SaeR - Sociedade de Avaliação de Empresas e Risco

O sapo cozido ou a luta contra a crise

Não há guru que passe por Lisboa que não venha contar a história do sapo que, metido dentro de uma panela de água fria posta a aquecer ao lume, se deixa cozer por não dar conta da mudança de temperatura. Ora a história tem barbas, Ernâni Lopes já a contava no século passado e só alguém tão distraído como o referido sapo é que não percebe que o mundo está a mudar.

Tudo isto para dizer que estamos mais que avisados da crise que aí está à porta. E mesmo que não estivéssemos, a comunicação social, por um lado, e a carteira, por outro, encarregam-se todos os dias de nos dar duas notícias, uma boa e outra má. A boa é que isto está mau. A má é que isto vai ficar pior.

Logo, como os ilustríssimos leitores estão fartíssimos de ouvir falar nas desgraças que aí vêm, proponho que se faça o exercício contrário: o que podemos nós fazer para minorar os efeitos do vendaval que nos está a cair em cima.
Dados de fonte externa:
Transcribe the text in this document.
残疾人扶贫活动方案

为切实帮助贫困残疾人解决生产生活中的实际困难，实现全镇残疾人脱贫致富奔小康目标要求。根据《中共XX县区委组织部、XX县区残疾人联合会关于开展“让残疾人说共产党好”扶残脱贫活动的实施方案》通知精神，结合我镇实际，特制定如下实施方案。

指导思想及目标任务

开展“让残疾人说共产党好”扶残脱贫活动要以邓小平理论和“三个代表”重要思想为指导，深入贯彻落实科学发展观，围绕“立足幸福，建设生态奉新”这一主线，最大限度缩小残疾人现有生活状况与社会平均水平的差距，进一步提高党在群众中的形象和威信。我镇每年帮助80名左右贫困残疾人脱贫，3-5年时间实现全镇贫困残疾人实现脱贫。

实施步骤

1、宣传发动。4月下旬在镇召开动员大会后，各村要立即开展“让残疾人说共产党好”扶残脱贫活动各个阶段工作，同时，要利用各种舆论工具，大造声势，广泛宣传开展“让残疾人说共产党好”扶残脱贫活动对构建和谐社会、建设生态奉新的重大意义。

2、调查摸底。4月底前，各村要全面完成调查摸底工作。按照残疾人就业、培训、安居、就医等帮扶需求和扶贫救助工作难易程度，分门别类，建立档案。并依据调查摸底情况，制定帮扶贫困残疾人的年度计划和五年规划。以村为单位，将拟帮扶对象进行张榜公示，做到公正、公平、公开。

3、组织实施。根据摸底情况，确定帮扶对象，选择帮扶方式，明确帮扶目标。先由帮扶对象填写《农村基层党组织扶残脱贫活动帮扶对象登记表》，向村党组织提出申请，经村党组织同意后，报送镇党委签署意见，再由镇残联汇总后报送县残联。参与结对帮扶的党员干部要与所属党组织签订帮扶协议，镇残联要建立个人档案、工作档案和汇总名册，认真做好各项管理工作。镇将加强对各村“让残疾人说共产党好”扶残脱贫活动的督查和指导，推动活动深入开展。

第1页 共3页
1. Como o preço dos combustíveis nunca mais descerá abaixo dos 100 dólares e pode mesmo chegar aos 200 em quatro anos, há uma forte probabilidade de se reduzir drasticamente a utilização do transporte aéreo e de viaturas particulares nos próximos anos - mesmo que depois, devido a inovações tecnológicas, se verifique uma recuperação. Assim, a primeira sugestão é que o Governo suspenda e adie tudo o que seja investimentos previstos em infra-estruturas aéreas ou rodoviárias. Esses recursos vão ser desesperadamente necessários para fazer face à crise social que está inscrita no horizonte.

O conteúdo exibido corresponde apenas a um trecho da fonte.